Citation: Tarapore P, Ying J, Ouyang B, Burke B, Bracken B, Ho SM. (http://www.ncbi.nlm.nih.gov/pubmed/24594937) 2014. Exposure to bisphenol A correlates with early-onset prostate cancer and promotes centrosome amplification and anchorage-independent growth in vitro. PLoS One 9(3):e90332. Story
Possible new autoimmune disease treatment without side effects
NIEHS grantees have discovered a compound that may be a safer alternative for treating autoimmune diseases. The compound works differently than currently used drugs, and the researchers think that it will likely have fewer side effects.
In previous work, the researchers had discovered that the toxic environmental contaminant 2,3,7,8-tetrachlorodibenzo-p-dioxin (TCDD) suppressed the immune system by targeting the aryl hydrocarbon receptor (AhR) in T cells. The researchers used this knowledge to screen for compounds that activated AhR, without harming cells, identifying 10-chloro-7H-benzimidazo[2,1-a]benzo[de]Iso-quinolin-7-one (10-Cl-BBQ) as a candidate.
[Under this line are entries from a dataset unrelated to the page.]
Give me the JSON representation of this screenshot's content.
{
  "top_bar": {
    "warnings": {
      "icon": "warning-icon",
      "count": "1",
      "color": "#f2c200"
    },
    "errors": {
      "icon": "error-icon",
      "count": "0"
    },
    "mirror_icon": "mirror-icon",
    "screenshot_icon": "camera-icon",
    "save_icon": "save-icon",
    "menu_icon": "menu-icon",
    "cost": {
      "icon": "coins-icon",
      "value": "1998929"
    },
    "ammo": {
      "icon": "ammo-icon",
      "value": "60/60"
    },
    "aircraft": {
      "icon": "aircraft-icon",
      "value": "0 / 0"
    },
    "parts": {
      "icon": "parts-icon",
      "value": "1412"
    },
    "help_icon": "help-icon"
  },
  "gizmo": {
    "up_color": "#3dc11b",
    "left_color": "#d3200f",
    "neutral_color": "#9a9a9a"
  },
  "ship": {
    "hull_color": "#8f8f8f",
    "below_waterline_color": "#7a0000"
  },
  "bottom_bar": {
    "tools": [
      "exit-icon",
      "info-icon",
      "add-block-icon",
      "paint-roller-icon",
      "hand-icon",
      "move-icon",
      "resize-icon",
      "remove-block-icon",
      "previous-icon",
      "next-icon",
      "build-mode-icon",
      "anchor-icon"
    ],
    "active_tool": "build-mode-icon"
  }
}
Further analysis showed that 10-Cl-BBQ binds to AhR inside T cells and changes the cells into regulatory T cells, which suppress the immune response.
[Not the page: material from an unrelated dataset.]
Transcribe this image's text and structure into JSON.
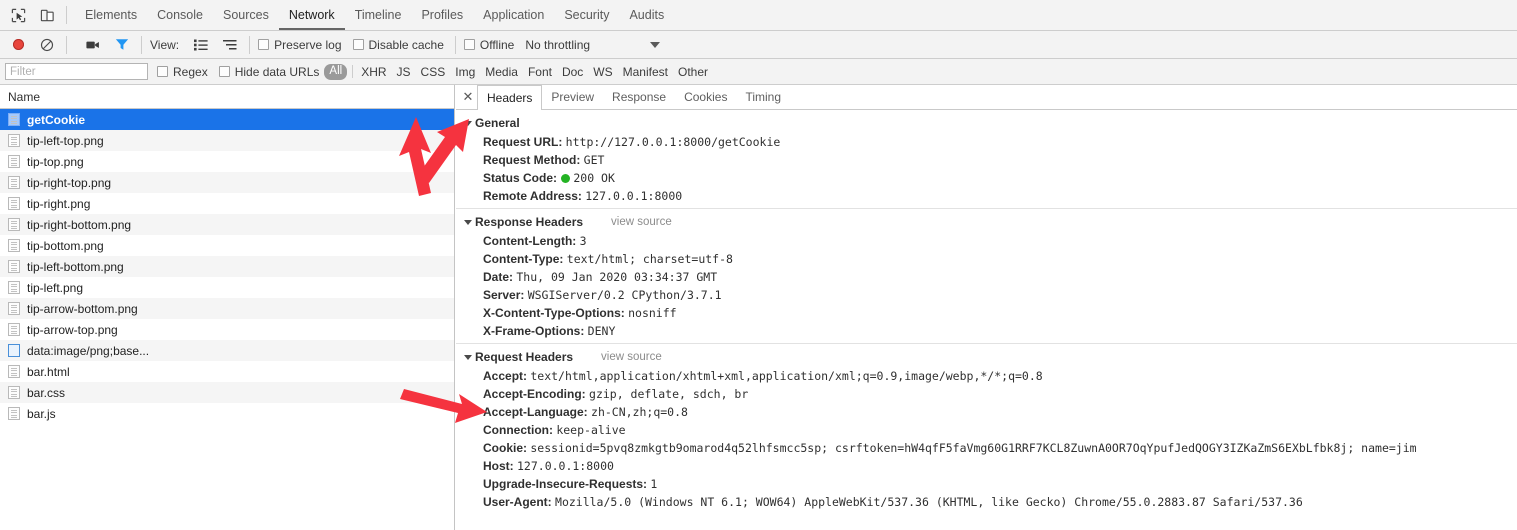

The researchers tested 10-Cl-BBQ in mice with graft-versus-host disease, a condition in which the immune system tries to eliminate foreign cells. Daily injections of 10-Cl-BBQ completely suppressed the disease. The compound was rapidly metabolized and excreted, and was not toxic at the dosage used, making it a potential candidate for drug development.
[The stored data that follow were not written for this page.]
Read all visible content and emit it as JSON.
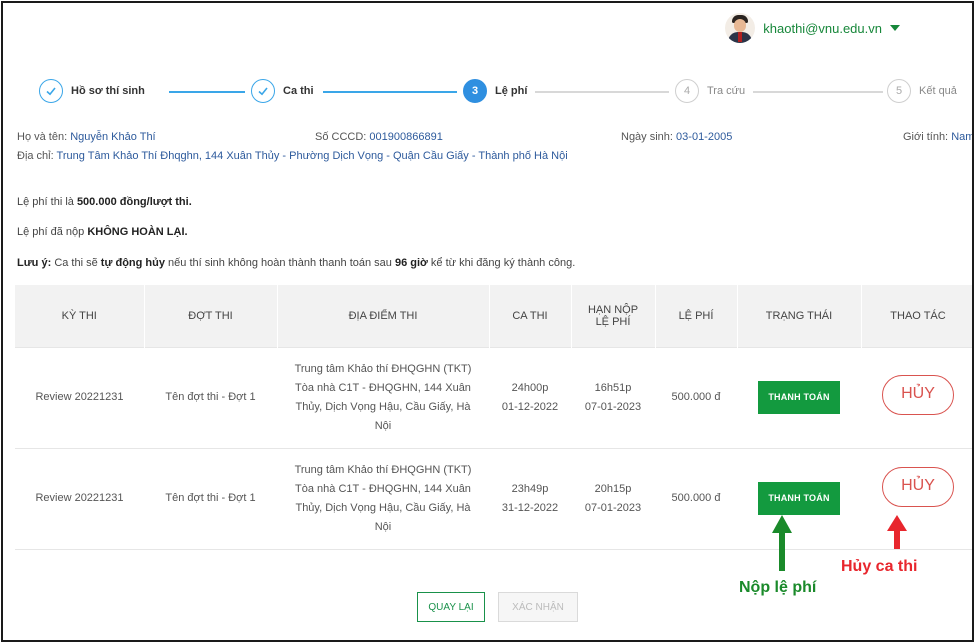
{
  "header": {
    "user_email": "khaothi@vnu.edu.vn"
  },
  "stepper": {
    "steps": [
      {
        "number": "1",
        "label": "Hồ sơ thí sinh",
        "state": "done"
      },
      {
        "number": "2",
        "label": "Ca thi",
        "state": "done"
      },
      {
        "number": "3",
        "label": "Lệ phí",
        "state": "active"
      },
      {
        "number": "4",
        "label": "Tra cứu",
        "state": "todo"
      },
      {
        "number": "5",
        "label": "Kết quả",
        "state": "todo"
      }
    ]
  },
  "candidate": {
    "name_label": "Họ và tên:",
    "name": "Nguyễn Khảo Thí",
    "id_label": "Số CCCD:",
    "id": "001900866891",
    "dob_label": "Ngày sinh:",
    "dob": "03-01-2005",
    "gender_label": "Giới tính:",
    "gender": "Nam",
    "address_label": "Địa chỉ:",
    "address": "Trung Tâm Khảo Thí Đhqghn, 144 Xuân Thủy - Phường Dịch Vọng - Quận Cầu Giấy - Thành phố Hà Nội"
  },
  "notes": {
    "fee_prefix": "Lệ phí thi là",
    "fee_value": "500.000 đồng/lượt thi.",
    "refund_prefix": "Lệ phí đã nộp",
    "refund_value": "KHÔNG HOÀN LẠI.",
    "warn_label": "Lưu ý:",
    "warn_part1": "Ca thi sẽ",
    "warn_bold1": "tự động hủy",
    "warn_part2": "nếu thí sinh không hoàn thành thanh toán sau",
    "warn_bold2": "96 giờ",
    "warn_part3": "kể từ khi đăng ký thành công."
  },
  "table": {
    "columns": [
      "KỲ THI",
      "ĐỢT THI",
      "ĐỊA ĐIỂM THI",
      "CA THI",
      "HẠN NỘP",
      "LỆ PHÍ",
      "TRẠNG THÁI",
      "THAO TÁC"
    ],
    "col5_line2": "LỆ PHÍ",
    "rows": [
      {
        "ky_thi": "Review 20221231",
        "dot_thi": "Tên đợt thi - Đợt 1",
        "dia_diem_1": "Trung tâm Khảo thí ĐHQGHN (TKT)",
        "dia_diem_2": "Tòa nhà C1T - ĐHQGHN, 144 Xuân",
        "dia_diem_3": "Thủy, Dịch Vọng Hậu, Cầu Giấy, Hà",
        "dia_diem_4": "Nội",
        "ca_thi_time": "24h00p",
        "ca_thi_date": "01-12-2022",
        "han_nop_time": "16h51p",
        "han_nop_date": "07-01-2023",
        "le_phi": "500.000 đ",
        "trang_thai": "THANH TOÁN",
        "thao_tac": "HỦY"
      },
      {
        "ky_thi": "Review 20221231",
        "dot_thi": "Tên đợt thi - Đợt 1",
        "dia_diem_1": "Trung tâm Khảo thí ĐHQGHN (TKT)",
        "dia_diem_2": "Tòa nhà C1T - ĐHQGHN, 144 Xuân",
        "dia_diem_3": "Thủy, Dịch Vọng Hậu, Cầu Giấy, Hà",
        "dia_diem_4": "Nội",
        "ca_thi_time": "23h49p",
        "ca_thi_date": "31-12-2022",
        "han_nop_time": "20h15p",
        "han_nop_date": "07-01-2023",
        "le_phi": "500.000 đ",
        "trang_thai": "THANH TOÁN",
        "thao_tac": "HỦY"
      }
    ]
  },
  "annotations": {
    "pay_label": "Nộp lệ phí",
    "pay_color": "#1a8a2a",
    "cancel_label": "Hủy ca thi",
    "cancel_color": "#e8262d"
  },
  "actions": {
    "back_label": "QUAY LẠI",
    "confirm_label": "XÁC NHẬN"
  },
  "colors": {
    "accent_blue": "#2f8fe0",
    "accent_green": "#139a3f",
    "cancel_red": "#d9534f"
  },
  "icons": {
    "completed_step": "check-icon",
    "user_menu": "chevron-down-icon"
  }
}
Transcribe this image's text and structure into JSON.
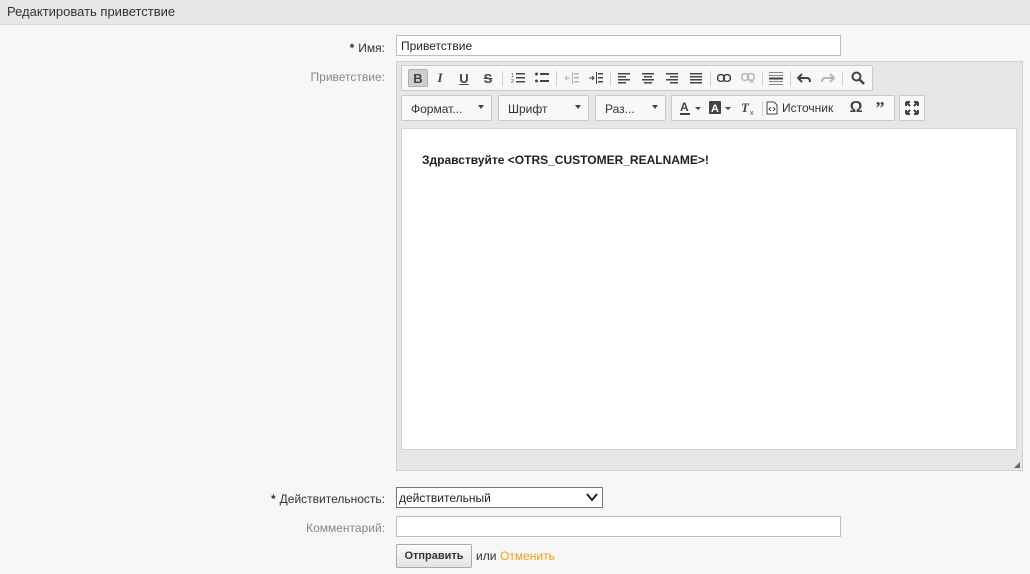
{
  "header": {
    "title": "Редактировать приветствие"
  },
  "form": {
    "name_label": "Имя:",
    "name_value": "Приветствие",
    "greeting_label": "Приветствие:",
    "validity_label": "Действительность:",
    "validity_value": "действительный",
    "comment_label": "Комментарий:",
    "comment_value": "",
    "submit_label": "Отправить",
    "or_text": "или",
    "cancel_label": "Отменить",
    "required_mark": "*"
  },
  "editor": {
    "toolbar_row1": [
      {
        "name": "bold-icon",
        "glyph": "B",
        "active": true
      },
      {
        "name": "italic-icon",
        "glyph": "I"
      },
      {
        "name": "underline-icon",
        "glyph": "U"
      },
      {
        "name": "strikethrough-icon",
        "glyph": "S"
      },
      {
        "name": "numbered-list-icon",
        "glyph": "≔"
      },
      {
        "name": "bulleted-list-icon",
        "glyph": "☰"
      },
      {
        "name": "outdent-icon",
        "glyph": "⇤",
        "dim": true
      },
      {
        "name": "indent-icon",
        "glyph": "⇥"
      },
      {
        "name": "align-left-icon",
        "glyph": "≡"
      },
      {
        "name": "align-center-icon",
        "glyph": "≡"
      },
      {
        "name": "align-right-icon",
        "glyph": "≡"
      },
      {
        "name": "align-justify-icon",
        "glyph": "≡"
      },
      {
        "name": "link-icon",
        "glyph": "⚭"
      },
      {
        "name": "unlink-icon",
        "glyph": "⚭",
        "dim": true
      },
      {
        "name": "horizontal-rule-icon",
        "glyph": "☰"
      },
      {
        "name": "undo-icon",
        "glyph": "↶"
      },
      {
        "name": "redo-icon",
        "glyph": "↷",
        "dim": true
      },
      {
        "name": "find-icon",
        "glyph": "🔍"
      }
    ],
    "format_combo": "Формат...",
    "font_combo": "Шрифт",
    "size_combo": "Раз...",
    "source_label": "Источник",
    "content_text": "Здравствуйте <OTRS_CUSTOMER_REALNAME>!"
  }
}
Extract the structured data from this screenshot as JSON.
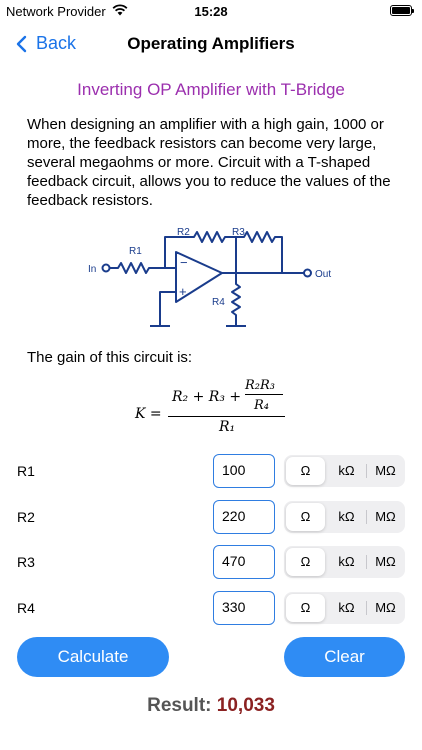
{
  "status_bar": {
    "carrier": "Network Provider",
    "time": "15:28"
  },
  "nav": {
    "back_label": "Back",
    "title": "Operating Amplifiers"
  },
  "page": {
    "title": "Inverting OP Amplifier with T-Bridge",
    "description": "When designing an amplifier with a high gain, 1000 or more, the feedback resistors can become very large, several megaohms or more. Circuit with a T-shaped feedback circuit, allows you to reduce the values of the feedback resistors.",
    "gain_label": "The gain of this circuit is:"
  },
  "circuit": {
    "labels": {
      "r1": "R1",
      "r2": "R2",
      "r3": "R3",
      "r4": "R4",
      "in": "In",
      "out": "Out",
      "minus": "−",
      "plus": "+"
    }
  },
  "formula": {
    "k": "K =",
    "num_a": "R₂ + R₃ +",
    "num_b_top": "R₂R₃",
    "num_b_bot": "R₄",
    "den": "R₁"
  },
  "units": [
    "Ω",
    "kΩ",
    "MΩ"
  ],
  "resistors": [
    {
      "label": "R1",
      "value": "100",
      "unit": "Ω"
    },
    {
      "label": "R2",
      "value": "220",
      "unit": "Ω"
    },
    {
      "label": "R3",
      "value": "470",
      "unit": "Ω"
    },
    {
      "label": "R4",
      "value": "330",
      "unit": "Ω"
    }
  ],
  "buttons": {
    "calculate": "Calculate",
    "clear": "Clear"
  },
  "result": {
    "label": "Result:",
    "value": "10,033"
  },
  "colors": {
    "accent": "#2f8cf4",
    "title": "#9b2fae",
    "circuit": "#1a3c8c",
    "result_value": "#8b2222"
  }
}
Citation: Punj S, Kopparapu P, Jang HS, Phillips JL, Pennington J, Rohlman D, O’Donnell E, Iversen PL, Kolluri SK, Kerkvliet NI. (http://www.ncbi.nlm.nih.gov/pubmed/24586378) 2014. Benzimidazoisoquinolines: a new class of rapidly metabolized aryl hydrocarbon receptor (AhR) ligands that induce AhR-dependent Tregs and prevent murine graft-versus-host disease. PLoS One 9(2):e88726. Story
Methylation in the adult mammalian brain
Research, funded in part by NIEHS, reveals new information about an epigenetic mechanism that regulates gene expression in the mouse brain. This mechanism may contribute to the neurodevelopmental disorder Rett syndrome and other neurological disorders.
Epigenetic changes, such as DNA methylation, control gene expression without changing DNA code. Historically, scientists believed methyl groups could only attach to a cytosine followed by a guanine (CpG). But in recent years, methyl groups have been found on other sequences. In the new work, the researchers conducted systematic analyses of DNA methylation in the adult mouse brain with single-base resolution, and also mapped genomic distribution.
They found that adult mouse neurons have both non-CpG and CpG methylation. They observed non-CpG methylation in DNA regions lacking CpG methylation, meaning that it can likely control gene expression independently of CpG methylation. Additional experiments showed that non-CpG methylation occurs postnatally, is dynamic, and can repress gene expression. They also found that non-CpG methylation and CpG methylation are both read by the methyl-CpG binding protein 2 (MeCP2 enzyme), which is important because MeCP2 mutations lead to problems in neural development and neuronal functions, and are also linked to the neurodevelopmental disorder Rett syndrome.
Citation: Guo JU, Su Y, Shin JH, Shin J, Li H, Xie B, Zhong C, Hu S, Le T, Fan G, Zhu H, Chang Q, Gao Y, Ming GL, Song H. (http://www.ncbi.nlm.nih.gov/pubmed/24362762) 2014. Distribution, recognition and regulation of non-CpG methylation in the adult mammalian brain. Nat Neurosci 17(2):215-222.
(Nancy Lamontagne is a science writer with MDB Inc., a contractor for the NIEHS Division of Extramural Research and Training.)